Diabetes is a large and growing problem all over the world. The disease affects your whole body in many ways and is especially hard on your feet, which is why the podiatrists at Foot & Ankle Associates of Cleveland work so hard to educate our patients about it. Let’s take a closer look at what diabetes is and how it affects your feet.
What is diabetes?
People who grew up in the southern or midwestern United States may know diabetes by its colloquial name, which is simply “sugar.” If you ever heard somebody say “I have sugar” or “He has the sugar,” they’re simply expressing that a person has diabetes.

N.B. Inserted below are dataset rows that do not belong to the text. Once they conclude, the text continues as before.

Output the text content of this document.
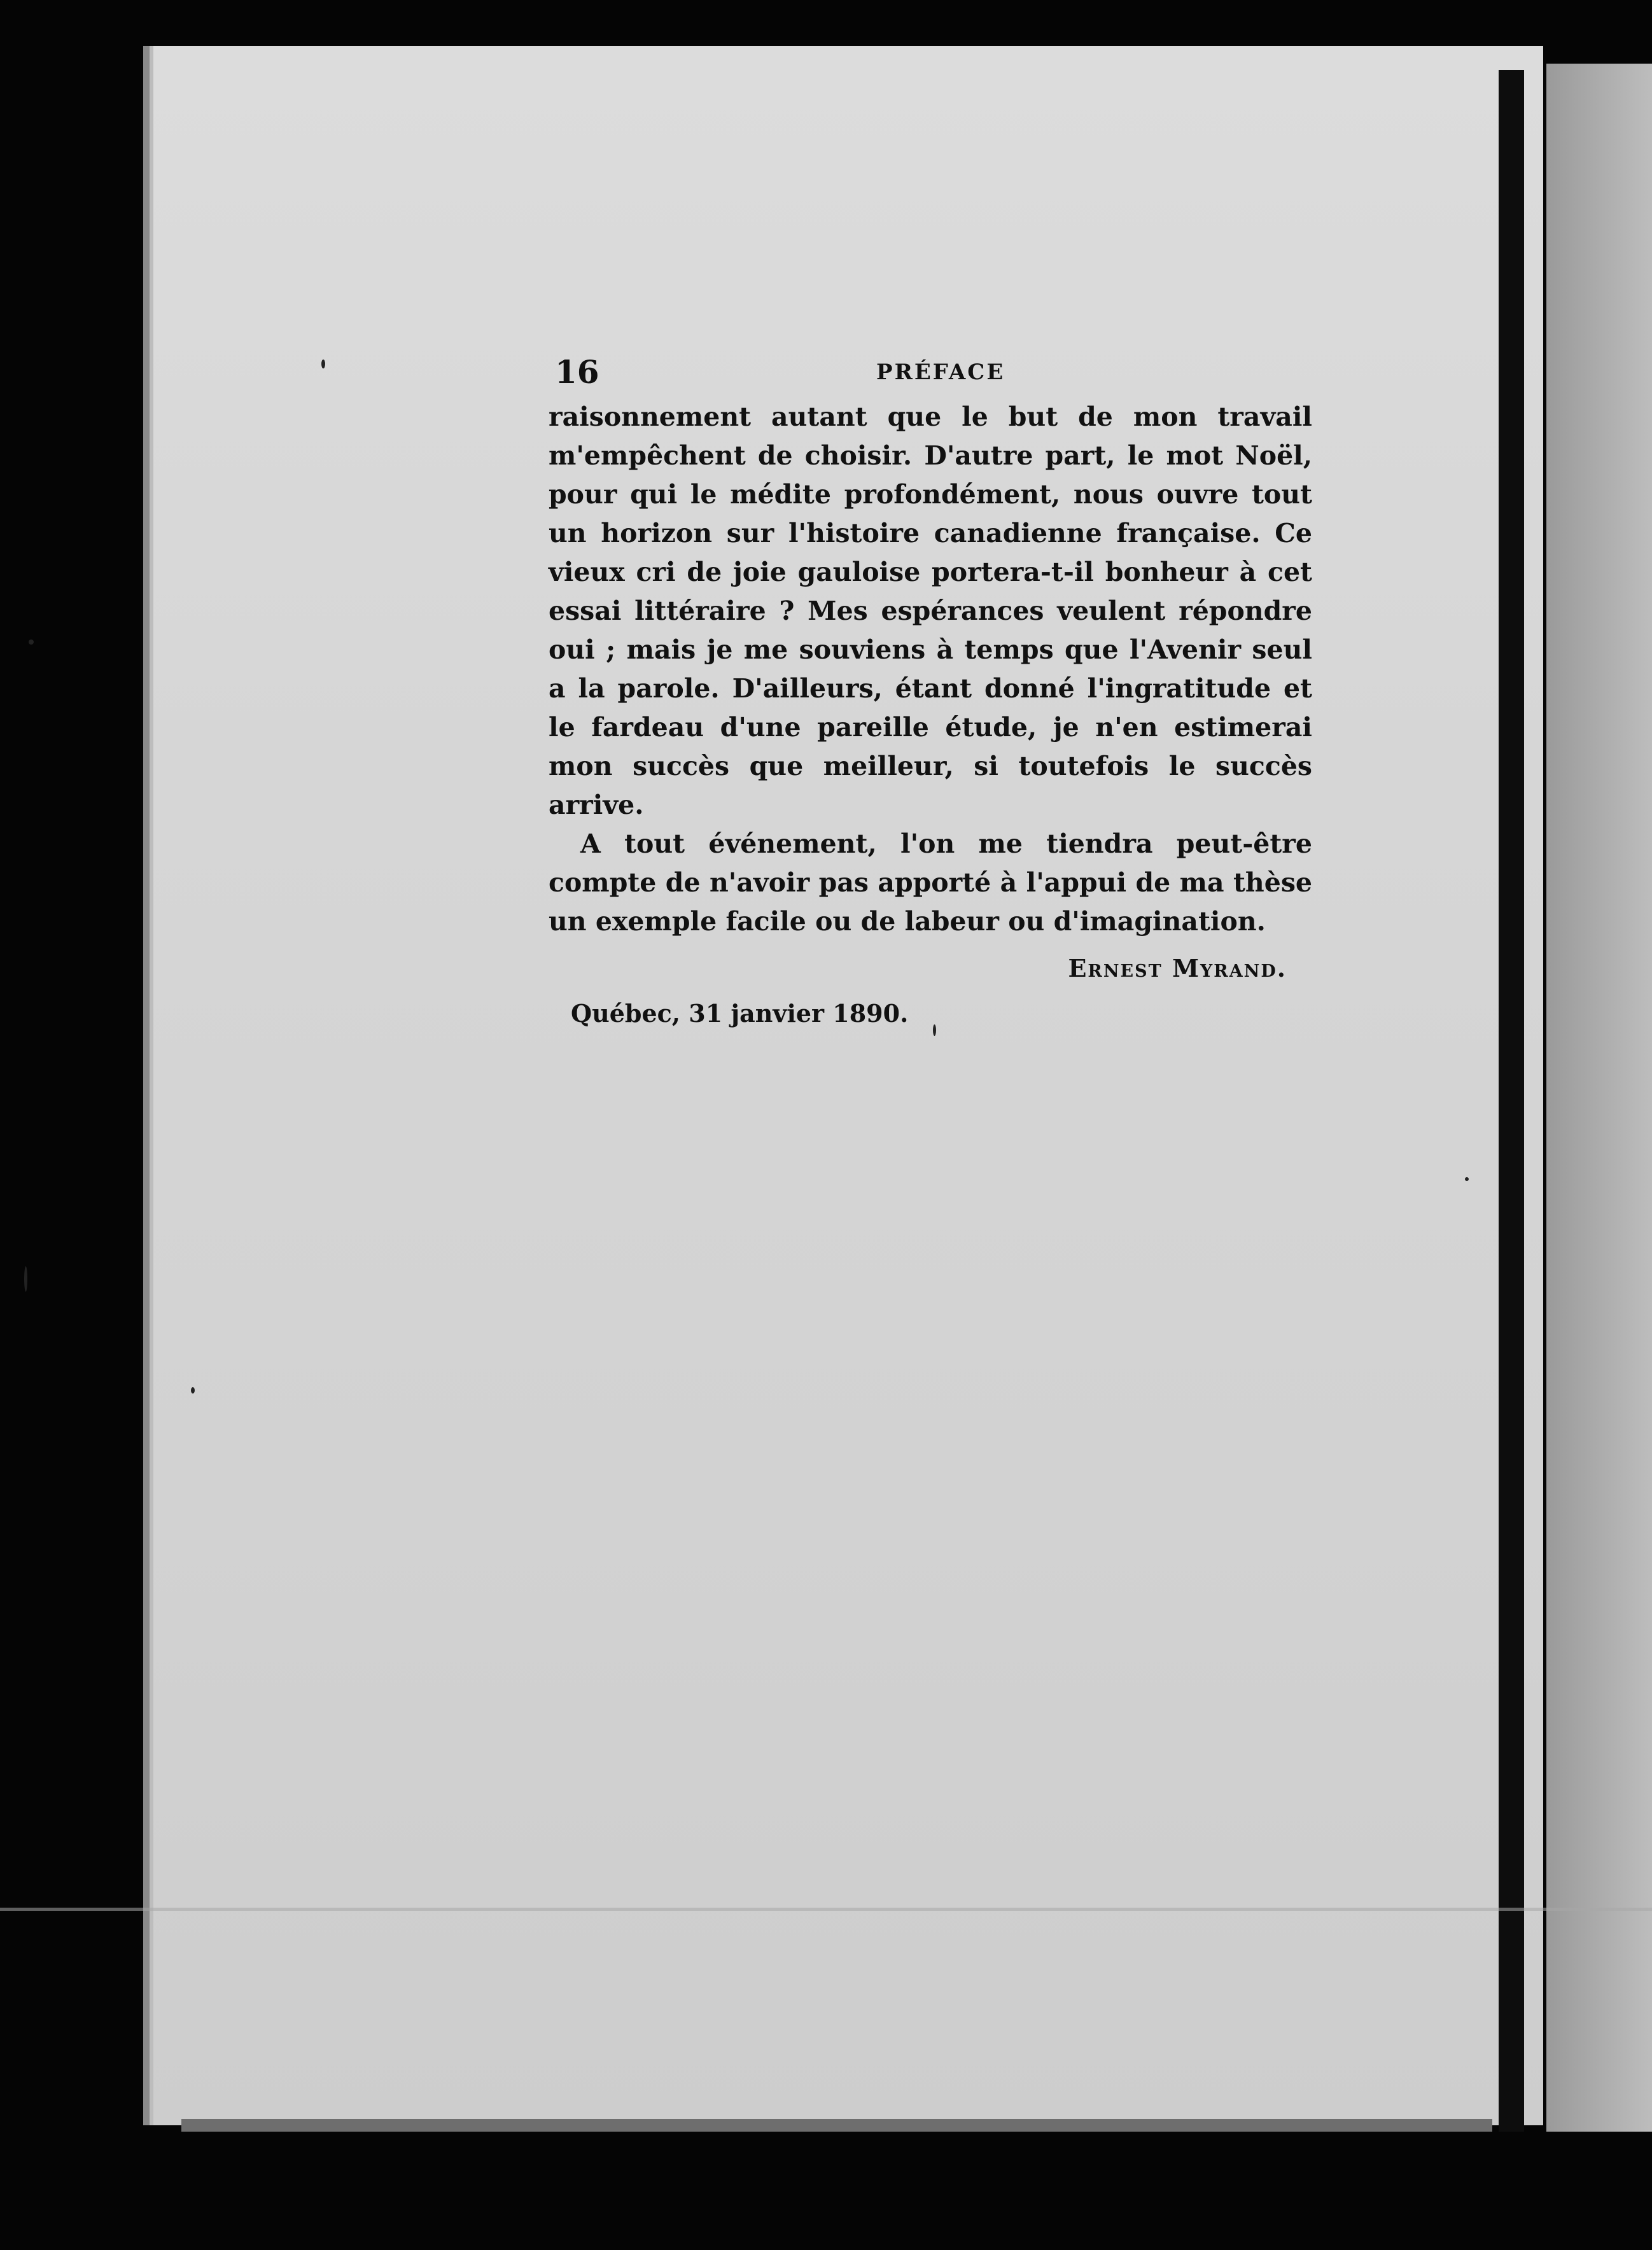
16	PRÉFACE

raisonnement autant que le but de mon travail m'empêchent de choisir. D'autre part, le mot Noël, pour qui le médite profondément, nous ouvre tout un horizon sur l'histoire canadienne française. Ce vieux cri de joie gauloise portera-t-il bonheur à cet essai littéraire ? Mes espérances veulent répondre oui ; mais je me souviens à temps que l'Avenir seul a la parole. D'ailleurs, étant donné l'ingratitude et le fardeau d'une pareille étude, je n'en estimerai mon succès que meilleur, si toutefois le succès arrive.

A tout événement, l'on me tiendra peut-être compte de n'avoir pas apporté à l'appui de ma thèse un exemple facile ou de labeur ou d'imagination.

Ernest Myrand.
Québec, 31 janvier 1890.
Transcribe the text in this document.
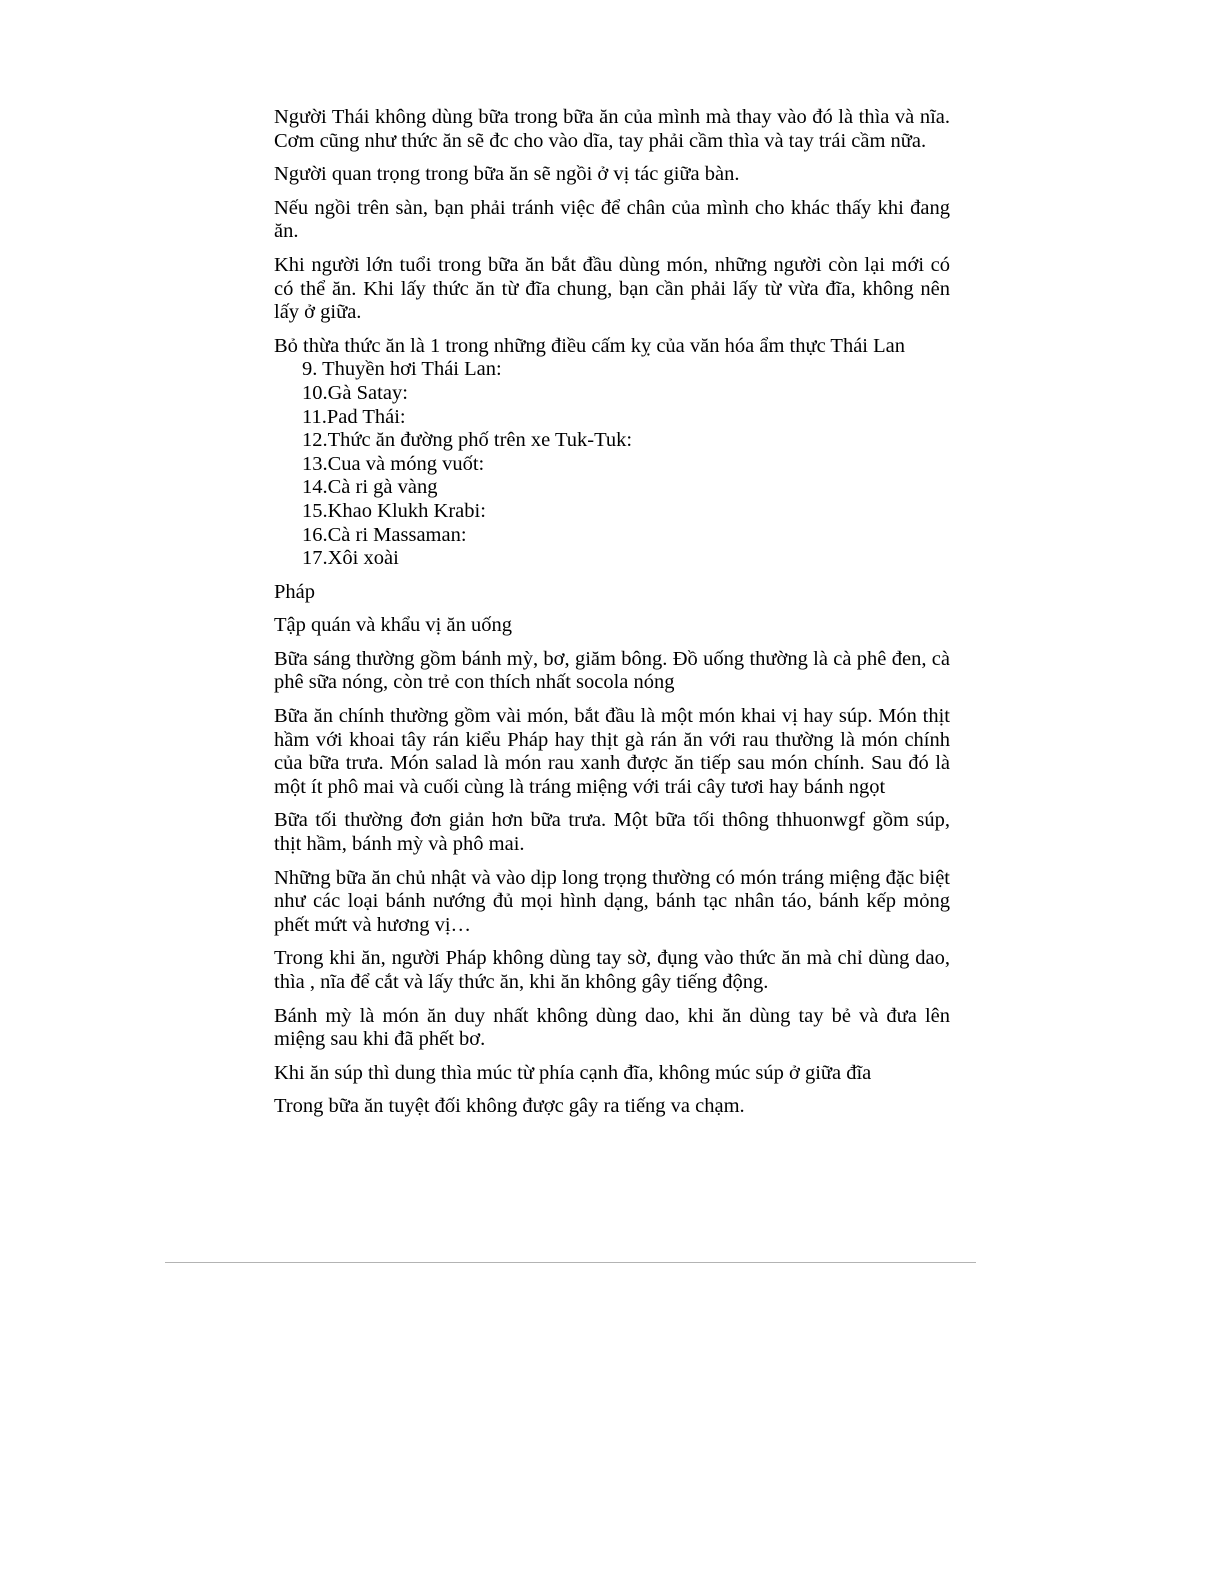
Người Thái không dùng bữa trong bữa ăn của mình mà thay vào đó là thìa và nĩa. Cơm cũng như thức ăn sẽ đc cho vào dĩa, tay phải cầm thìa và tay trái cầm nữa.

Người quan trọng trong bữa ăn sẽ ngồi ở vị tác giữa bàn.

Nếu ngồi trên sàn, bạn phải tránh việc để chân của mình cho khác thấy khi đang ăn.

Khi người lớn tuổi trong bữa ăn bắt đầu dùng món, những người còn lại mới có có thể ăn. Khi lấy thức ăn từ đĩa chung, bạn cần phải lấy từ vừa đĩa, không nên lấy ở giữa.

Bỏ thừa thức ăn là 1 trong những điều cấm kỵ của văn hóa ẩm thực Thái Lan

9. Thuyền hơi Thái Lan:
10.Gà Satay:
11.Pad Thái:
12.Thức ăn đường phố trên xe Tuk-Tuk:
13.Cua và móng vuốt:
14.Cà ri gà vàng
15.Khao Klukh Krabi:
16.Cà ri Massaman:
17.Xôi xoài

Pháp

Tập quán và khẩu vị ăn uống

Bữa sáng thường gồm bánh mỳ, bơ, giăm bông. Đồ uống thường là cà phê đen, cà phê sữa nóng, còn trẻ con thích nhất socola nóng

Bữa ăn chính thường gồm vài món, bắt đầu là một món khai vị hay súp. Món thịt hầm với khoai tây rán kiểu Pháp hay thịt gà rán ăn với rau thường là món chính của bữa trưa. Món salad là món rau xanh được ăn tiếp sau món chính. Sau đó là một ít phô mai và cuối cùng là tráng miệng với trái cây tươi hay bánh ngọt

Bữa tối thường đơn giản hơn bữa trưa. Một bữa tối thông thhuonwgf gồm súp, thịt hầm, bánh mỳ và phô mai.

Những bữa ăn chủ nhật và vào dịp long trọng thường có món tráng miệng đặc biệt như các loại bánh nướng đủ mọi hình dạng, bánh tạc nhân táo, bánh kếp mỏng phết mứt và hương vị…

Trong khi ăn, người Pháp không dùng tay sờ, đụng vào thức ăn mà chỉ dùng dao, thìa , nĩa để cắt và lấy thức ăn, khi ăn không gây tiếng động.

Bánh mỳ là món ăn duy nhất không dùng dao, khi ăn dùng tay bẻ và đưa lên miệng sau khi đã phết bơ.

Khi ăn súp thì dung thìa múc từ phía cạnh đĩa, không múc súp ở giữa đĩa

Trong bữa ăn tuyệt đối không được gây ra tiếng va chạm.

Why sugar? – Because diabetes has to do with the hormone insulin, which the body uses to control the amount of sugar in our blood. When you have diabetes, either you don’t produce insulin (Type 1 diabetes) or your body doesn’t know what to do with the insulin it does produce (Type 2 diabetes). A third type of diabetes is a temporary condition that sometimes affects pregnant women (gestational diabetes).
Type 1 diabetics must control sugar levels by injecting insulin into their bodies every day. Type 2 diabetics don’t need injections but must constantly monitor their blood sugar levels and watch what they eat. When blood sugar levels are consistently out of normal range, every system in the body is affected – circulation suffers, nerve damage occurs, and problems arise with eye and oral health.
How does diabetes affect my feet?
Unmanaged levels of blood sugar can cause the following conditions:
- Peripheral artery disease (PAD) means that blood vessels become damaged and blood flow is impaired. Good blood flow is necessary for wounds to heal, and PAD is the reason so many diabetics have serious problems getting wounds to heal properly.
- Neuropathy occurs when nerves are damaged and can’t get a message to or from the brain. That means if you were to step on hot sand, you wouldn’t feel it.
- Charcot foot, a complication of severe neuropathy, is when the bones of the foot soften, bend and break
Our expert podiatrists, Dr. Megan L. Oltmann and Dr. Craig B. Frey, note that there are many other issues that are easily addressed in non-diabetics, but they have the potential to become huge problems in the diabetic, even leading to amputation. These include corns, calluses, and fungal infections.